Débat d’actualité, des hommes politiques contemporains s’affirmant « chrétien à titre personnel » !
Mgr Freppel ne fait pas dans le laïcisme, « l’Evangile est la loi des sociétés, non moins que des individus ». Pour lui, la société ne peut  pas se construire, « débaptisée » « répudiant sa foi historique, traditionnelle » et « en dehors de l’Evangile ». Elle ne peut aboutir qu’au retour au paganisme. « L’apostasie est pire que l’infidélité ».

Avec pour maxime « Dieu ne nous commande pas de vaincre, mais de combattre ».
Il ne pouvait mettre que son éloquence et son courage au service de ses causes, ils lui valent une crosse d’honneur. Mais aussi d’être élevé au grade de chevalier de la  Légion d’honneur en 1868.

Il est pourtant le défenseur des droits de l’Eglise. Il s’oppose aux poursuites contre Boulanger.  Il sera caricaturé dans le journal anticlérical le Grelot, par Alfred le Petit,  en une, le 14 mai 1882,  avec ces mots « on ne rend pas l’argent » on lui reproche en effet le cumul de son traitement de parlementaire avec celui d’évêque représentés par deux sacs d’argent,  et « dons, messes » illustrés par des sacs disposés derrière lui.  Il devient ainsi la cible facile de la prétendue richesse temporelle de l’église.

Car, on ne pourra l’atteindre sur le terrain intellectuel, la richesse de ses écrits le prouve. On relève parmi ses sujets de prédilection,  les pères apostoliques, les apologistes chrétiens du deuxième siècle, saint Irénée et l’éloquence chrétienne dans la Gaule deux premiers siècles, un examen critique de la vie de Jésus de Renan (8 volumes entre 1863 et 1883, Renan y rejette sa divinité et toute intervention du surnaturel, un Jésus uniquement humain et « moral » Pie IX qualifie Renan de « blasphémateur européen ».), la révolution française à propos du centenaire de 1789 qui fera l’objet d'une réédition en 1989 par les éditions du Trident, à l'occasion du bi-centenaire.

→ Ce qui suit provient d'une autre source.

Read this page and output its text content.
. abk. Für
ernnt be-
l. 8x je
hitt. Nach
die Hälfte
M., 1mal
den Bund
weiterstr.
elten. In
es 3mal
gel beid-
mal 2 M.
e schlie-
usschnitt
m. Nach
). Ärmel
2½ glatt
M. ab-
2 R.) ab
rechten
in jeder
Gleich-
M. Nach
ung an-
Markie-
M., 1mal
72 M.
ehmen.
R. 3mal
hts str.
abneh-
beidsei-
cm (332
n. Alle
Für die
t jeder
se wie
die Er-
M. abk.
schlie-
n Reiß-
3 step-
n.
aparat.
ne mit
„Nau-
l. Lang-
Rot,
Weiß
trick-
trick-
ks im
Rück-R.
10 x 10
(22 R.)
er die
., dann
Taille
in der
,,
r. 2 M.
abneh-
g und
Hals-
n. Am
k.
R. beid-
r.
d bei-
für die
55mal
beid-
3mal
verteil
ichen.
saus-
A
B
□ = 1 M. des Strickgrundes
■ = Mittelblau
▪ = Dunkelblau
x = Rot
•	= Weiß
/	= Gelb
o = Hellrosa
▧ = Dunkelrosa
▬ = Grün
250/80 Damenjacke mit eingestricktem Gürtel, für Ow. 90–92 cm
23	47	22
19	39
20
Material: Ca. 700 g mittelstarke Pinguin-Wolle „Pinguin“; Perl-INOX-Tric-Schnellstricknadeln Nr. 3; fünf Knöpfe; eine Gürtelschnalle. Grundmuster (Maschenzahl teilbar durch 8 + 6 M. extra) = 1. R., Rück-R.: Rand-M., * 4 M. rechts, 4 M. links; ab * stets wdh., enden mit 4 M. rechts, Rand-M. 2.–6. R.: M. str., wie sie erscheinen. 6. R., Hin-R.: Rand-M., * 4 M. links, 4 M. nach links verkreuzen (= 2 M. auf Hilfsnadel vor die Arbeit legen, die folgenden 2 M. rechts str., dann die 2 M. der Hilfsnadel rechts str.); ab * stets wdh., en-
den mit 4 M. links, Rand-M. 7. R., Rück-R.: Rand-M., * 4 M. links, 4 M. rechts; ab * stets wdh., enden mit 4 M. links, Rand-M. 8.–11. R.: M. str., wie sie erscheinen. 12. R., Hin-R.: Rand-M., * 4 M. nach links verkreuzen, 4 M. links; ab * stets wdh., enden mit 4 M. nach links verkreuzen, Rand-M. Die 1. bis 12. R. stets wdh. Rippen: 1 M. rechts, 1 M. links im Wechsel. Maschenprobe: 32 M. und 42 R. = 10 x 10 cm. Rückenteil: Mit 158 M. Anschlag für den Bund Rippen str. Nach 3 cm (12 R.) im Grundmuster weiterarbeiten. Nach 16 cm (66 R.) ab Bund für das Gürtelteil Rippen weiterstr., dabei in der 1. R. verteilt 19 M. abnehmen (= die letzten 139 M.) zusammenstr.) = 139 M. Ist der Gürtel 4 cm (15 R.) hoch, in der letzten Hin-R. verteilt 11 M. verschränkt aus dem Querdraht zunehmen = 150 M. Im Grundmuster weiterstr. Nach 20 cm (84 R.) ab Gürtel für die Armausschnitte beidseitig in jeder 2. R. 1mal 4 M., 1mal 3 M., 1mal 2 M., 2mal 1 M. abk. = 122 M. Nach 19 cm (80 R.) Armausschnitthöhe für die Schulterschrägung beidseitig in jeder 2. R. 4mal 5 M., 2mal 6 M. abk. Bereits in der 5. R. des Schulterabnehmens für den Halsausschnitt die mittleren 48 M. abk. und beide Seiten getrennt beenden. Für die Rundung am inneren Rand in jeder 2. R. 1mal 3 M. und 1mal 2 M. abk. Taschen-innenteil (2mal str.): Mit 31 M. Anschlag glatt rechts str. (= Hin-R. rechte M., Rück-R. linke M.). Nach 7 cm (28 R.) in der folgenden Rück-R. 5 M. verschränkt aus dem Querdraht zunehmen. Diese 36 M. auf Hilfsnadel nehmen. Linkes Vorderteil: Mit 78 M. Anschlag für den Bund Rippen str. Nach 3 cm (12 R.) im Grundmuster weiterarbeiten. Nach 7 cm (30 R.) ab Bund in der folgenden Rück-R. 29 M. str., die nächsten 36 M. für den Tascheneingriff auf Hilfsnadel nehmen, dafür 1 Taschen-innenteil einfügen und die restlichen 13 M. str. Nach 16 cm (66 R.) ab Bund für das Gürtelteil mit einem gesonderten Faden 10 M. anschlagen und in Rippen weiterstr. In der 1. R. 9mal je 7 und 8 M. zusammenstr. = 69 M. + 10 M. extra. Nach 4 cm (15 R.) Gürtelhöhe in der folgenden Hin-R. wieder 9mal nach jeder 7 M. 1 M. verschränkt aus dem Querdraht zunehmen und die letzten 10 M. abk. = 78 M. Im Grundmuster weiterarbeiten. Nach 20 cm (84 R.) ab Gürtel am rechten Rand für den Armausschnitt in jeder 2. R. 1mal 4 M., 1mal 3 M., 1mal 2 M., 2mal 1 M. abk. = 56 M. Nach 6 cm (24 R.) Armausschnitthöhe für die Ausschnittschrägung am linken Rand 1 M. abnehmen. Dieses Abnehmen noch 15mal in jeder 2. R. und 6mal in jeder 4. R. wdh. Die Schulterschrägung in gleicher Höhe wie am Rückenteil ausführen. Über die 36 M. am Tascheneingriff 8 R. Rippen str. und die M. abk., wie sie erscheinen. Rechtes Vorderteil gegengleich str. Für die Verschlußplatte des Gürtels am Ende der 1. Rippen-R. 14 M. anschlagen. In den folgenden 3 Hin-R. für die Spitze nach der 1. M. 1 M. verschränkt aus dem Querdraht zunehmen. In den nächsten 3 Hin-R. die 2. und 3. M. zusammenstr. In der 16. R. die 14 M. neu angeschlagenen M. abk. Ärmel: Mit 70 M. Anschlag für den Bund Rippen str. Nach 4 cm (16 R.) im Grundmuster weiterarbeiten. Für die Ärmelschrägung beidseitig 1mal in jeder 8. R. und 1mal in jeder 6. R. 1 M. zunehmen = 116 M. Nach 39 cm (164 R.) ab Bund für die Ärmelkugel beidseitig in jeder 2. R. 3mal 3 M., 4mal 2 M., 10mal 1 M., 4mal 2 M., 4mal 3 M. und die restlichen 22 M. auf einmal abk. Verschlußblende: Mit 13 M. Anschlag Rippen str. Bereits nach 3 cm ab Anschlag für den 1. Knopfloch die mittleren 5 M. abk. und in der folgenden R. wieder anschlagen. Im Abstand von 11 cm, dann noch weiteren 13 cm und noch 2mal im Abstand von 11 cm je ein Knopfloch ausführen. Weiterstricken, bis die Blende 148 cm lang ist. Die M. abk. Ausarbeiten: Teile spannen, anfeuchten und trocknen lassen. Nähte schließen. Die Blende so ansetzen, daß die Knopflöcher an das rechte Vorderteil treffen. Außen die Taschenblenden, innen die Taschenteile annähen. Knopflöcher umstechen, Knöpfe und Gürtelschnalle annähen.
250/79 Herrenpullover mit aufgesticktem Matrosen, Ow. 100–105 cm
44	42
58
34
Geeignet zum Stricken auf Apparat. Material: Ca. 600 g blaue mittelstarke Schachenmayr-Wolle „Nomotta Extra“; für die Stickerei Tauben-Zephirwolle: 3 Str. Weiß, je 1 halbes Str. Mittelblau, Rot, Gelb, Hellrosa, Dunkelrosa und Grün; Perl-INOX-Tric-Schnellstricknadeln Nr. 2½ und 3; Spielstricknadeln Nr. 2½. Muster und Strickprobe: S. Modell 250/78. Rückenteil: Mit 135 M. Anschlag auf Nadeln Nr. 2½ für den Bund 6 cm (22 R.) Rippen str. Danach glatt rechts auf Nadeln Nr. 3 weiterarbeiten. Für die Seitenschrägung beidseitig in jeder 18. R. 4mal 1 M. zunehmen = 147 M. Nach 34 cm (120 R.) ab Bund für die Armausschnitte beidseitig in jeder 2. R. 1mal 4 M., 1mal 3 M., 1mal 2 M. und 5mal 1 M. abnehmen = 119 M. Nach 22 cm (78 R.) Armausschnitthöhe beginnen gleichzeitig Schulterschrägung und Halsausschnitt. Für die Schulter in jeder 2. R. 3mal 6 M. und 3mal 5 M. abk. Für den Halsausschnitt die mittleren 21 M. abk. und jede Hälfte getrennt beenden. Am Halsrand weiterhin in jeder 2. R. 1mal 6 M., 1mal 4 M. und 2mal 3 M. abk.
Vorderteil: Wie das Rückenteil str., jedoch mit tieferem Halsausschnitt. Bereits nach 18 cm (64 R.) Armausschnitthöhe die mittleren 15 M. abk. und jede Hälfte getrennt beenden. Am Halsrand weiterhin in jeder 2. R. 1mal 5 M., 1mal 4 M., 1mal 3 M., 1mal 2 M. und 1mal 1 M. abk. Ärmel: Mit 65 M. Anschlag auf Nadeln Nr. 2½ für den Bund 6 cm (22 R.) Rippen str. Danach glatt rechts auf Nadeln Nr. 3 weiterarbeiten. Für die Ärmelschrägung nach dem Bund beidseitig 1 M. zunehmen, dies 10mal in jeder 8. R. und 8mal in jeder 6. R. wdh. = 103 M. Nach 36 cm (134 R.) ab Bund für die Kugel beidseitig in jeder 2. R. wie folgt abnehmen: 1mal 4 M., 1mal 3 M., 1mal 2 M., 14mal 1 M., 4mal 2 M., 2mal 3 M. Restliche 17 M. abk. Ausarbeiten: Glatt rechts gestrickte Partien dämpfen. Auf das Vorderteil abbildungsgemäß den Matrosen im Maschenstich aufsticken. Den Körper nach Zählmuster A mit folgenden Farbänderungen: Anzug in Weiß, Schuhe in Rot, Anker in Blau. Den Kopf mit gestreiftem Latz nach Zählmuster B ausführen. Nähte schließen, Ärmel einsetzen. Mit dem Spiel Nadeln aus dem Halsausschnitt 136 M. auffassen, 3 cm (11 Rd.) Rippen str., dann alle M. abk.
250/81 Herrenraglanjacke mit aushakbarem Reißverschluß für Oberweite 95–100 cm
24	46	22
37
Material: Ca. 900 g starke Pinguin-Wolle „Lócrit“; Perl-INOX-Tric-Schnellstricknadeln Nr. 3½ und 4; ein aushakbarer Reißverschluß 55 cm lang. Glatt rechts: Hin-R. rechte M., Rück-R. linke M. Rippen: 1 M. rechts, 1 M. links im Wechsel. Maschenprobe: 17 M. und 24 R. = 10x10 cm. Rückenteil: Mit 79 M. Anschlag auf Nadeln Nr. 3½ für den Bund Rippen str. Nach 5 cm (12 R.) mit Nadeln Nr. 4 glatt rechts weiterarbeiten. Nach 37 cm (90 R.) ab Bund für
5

le coeur de Mgr Freppel, église Saint Pierre et Paul d'Obernai. (photo F.S.)

 

 

 

Le transfert de son cœur à Obernai sera l’occasion d’une grande cérémonie à laquelle le peuple s’est associé. Le journal l’Excelsior, journal du 24 juillet 1921, nous montre le cortège se rendant l’église d’Obernai. La cardinal Luçon, archevêque de Reims et 8 prélats accompagnent l’urne vers sa dernière demeure. Une inscription indique le lieu où est placé son cœur « au vaillant défenseur de l’Eglise » dont un ange en grès entoure le reliquaire permettant contenant le cœur du prélat alsacien enfant de la ville d’Obernai.  Il est indiqué « je ne me connais que deux passions : l’amour de Dieu et de l’Eglise et l’amour de la France ». A droite et à gauche deux inscriptions, l’une en latin l’autre en français relatent les dates principales de la vie de l’évêque. Ce monument est l’œuvre de M. Kleim, de Colmar selon la brochure du centenaire publiée à Angers en 1927.  

statue de Mgr Freppel, à Obernai (Bas-Rhin, Alsace) Photo : F.S.

 

 

Charles-Emile Freppel est né à Obernai en 1827.
Ce fils de l'Alsace poursuit ses études à Paris tout en enseignant à l'école des Carmes. Il devient professeur d'éloquence sacrée à l'Université de la Sorbonne.
Prêtre, comme chapelain de Sainte-Geneviève, il assure de nombreuses prédications dans des paroisses parisiennes. Remarqué par Napoléon III, il devient évêque d'Angers puis est élu à plusieurs reprises député du Finistère. Sans relâche et indéfectiblement, il défend l'attachement de l'Alsace à la France. Dans son diocèse d'Angers, il fonde de nombreuses institutions scolaires et l'Université catholique de l'Ouest. Sa faculté de théologie entretient depuis de nombreuses années des liens particuliers avec celle de l'Université de Strasbourg.